The year 2017 marks a significant milestone in the history of the Christian Church. For it was five hundred years ago – on 31st October 1517 – that Martin Luther, an Augustinian monk, nailed his 95 theses on the Wittenburg church door. This sparked the beginning of the Protestant Reformation.
The greatest revival on the Christian calendar since Pentecost, the Reformation was another outpouring of the Holy Spirit as God directed the reformers in Western Europe to return to Biblical Christianity as taught in the Word of God. This momentous period in church history saw a revival of the biblically-starved masses as they were awakened to the truths that could be found only in the Holy Scriptures.
In the 16th Century Reformation, many men of courage and zeal stood up against the religious abuses of the Roman Catholic Church (RCC). Among these reformers were Martin Luther, John Calvin and Ulrich Zwingli.

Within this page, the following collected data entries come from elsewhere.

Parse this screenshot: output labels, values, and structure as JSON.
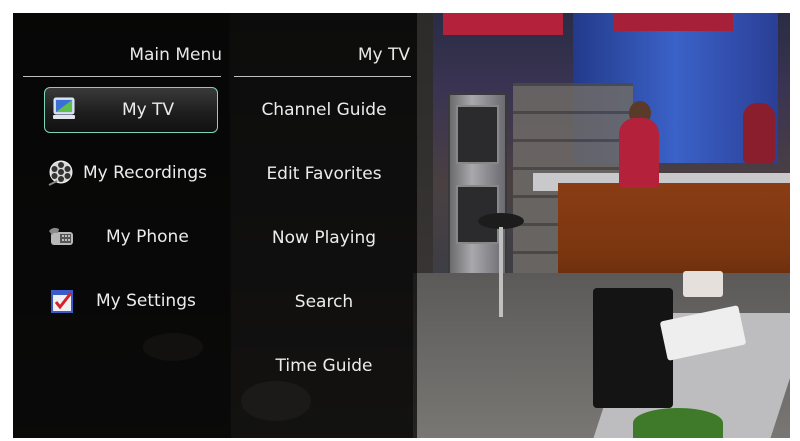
{
  "main_menu": {
    "title": "Main Menu",
    "items": [
      {
        "label": "My TV",
        "icon": "tv-monitor-icon",
        "selected": true
      },
      {
        "label": "My Recordings",
        "icon": "film-reel-icon",
        "selected": false
      },
      {
        "label": "My Phone",
        "icon": "phone-icon",
        "selected": false
      },
      {
        "label": "My Settings",
        "icon": "settings-checklist-icon",
        "selected": false
      }
    ]
  },
  "sub_menu": {
    "title": "My TV",
    "items": [
      {
        "label": "Channel Guide"
      },
      {
        "label": "Edit Favorites"
      },
      {
        "label": "Now Playing"
      },
      {
        "label": "Search"
      },
      {
        "label": "Time Guide"
      }
    ]
  },
  "colors": {
    "selection_border": "#7fd3b8",
    "text": "#ececec",
    "panel_background": "#000000"
  }
}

But long before these heroes of faith came on the Reformation scene, a strong foundation had been laid through the vision, labour and sacrifices of great forerunners like John Wycliffe and John Huss.

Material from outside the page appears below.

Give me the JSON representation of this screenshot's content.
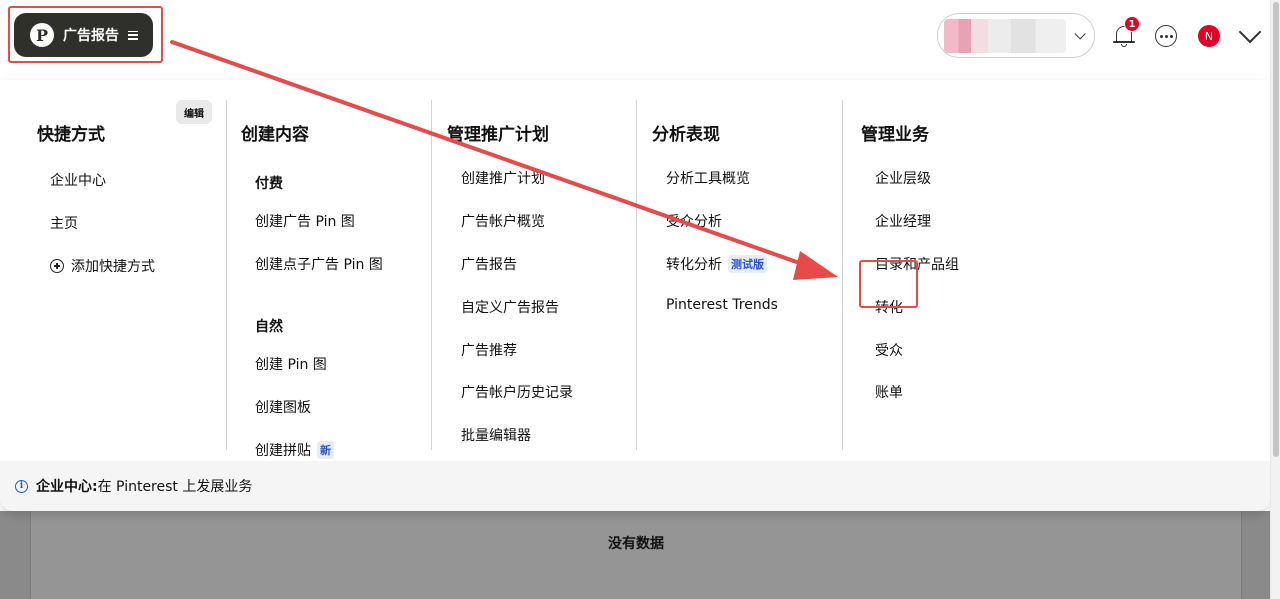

As Bible-Presbyterians, we look back with gratitude upon our Reformed faith which has its beginning in our reformation forebears who stood fearless and unwavering even in the face of impending death. In the build-up to our commemoration of the Reformation, we embark on a series of articles that focus mainly on the Martyrs of the Reformation:
o John Wycliffe
John Wycliffe was a brilliant theologian of the 14th century, and a forerunner of the Protestant Reformation. More than a century before Martin Luther shook Western Europe with his 95 theses, Wycliffe blazed the trail for the 1517 Reformation by challenging the many heresies and practices of the medieval Roman Church. In later years, Luther acknowledged the debt he owed to Wycliffe for returning the church to her historic Christian faith.
Hailed as “the Morning Star of the Reformation”, Wycliffe was responsible for bringing light to the lay people of medieval England who were under the bondage of the RCC. His most important contribution, however, was his translation of the Vulgate (Latin Bible) into English, the vernacular language of the people.
• Early life and education
John Wycliffe was born in Yorkshire, England in 1324 during a period of spiritual darkness as well as political and social unrest. The church was rich, powerful and corrupt. Oppression was rife as the people were kept in spiritual darkness and bondage.
Wycliffe studied at Oxford University where he obtained his Doctor of Divinity in 1372. He taught philosophy at Oxford where he became known as a brilliant scholastic theologian and debater. He also served intermittently as a priest in rural parishes.
• Bible translation
When Wycliffe was 22, he was deeply affected by the deadly bubonic plague – called “the Black Death” – which spread from Asia to England, causing the death of 100,000 people in London alone. According to historian Merle d’Aubigné, “this visitation of the Almighty sounded like the trumpet of judgment day in the heart of Wycliffe and drove him to the Scriptures” (The Perilous Times – October 2003 – A publication of the Vancouver B-P Church). Thus convicted, Wycliffe began to study the Scriptures fervently. He soon realised that the RCC’s traditions and teachings were contrary to the Word of God.
The year 1378 marked a turning point in Wycliffe’s reformation career – he began to actively refute the practices of the RCC, one of which was the doctrine of transubstantiation which taught that the substance of the bread and wine used in the Eucharist is changed into the body and blood of Christ. He condemned the doctrine of purgatory, the sale of indulgences, and stressed the need for a personal relationship with God through Christ the Mediator.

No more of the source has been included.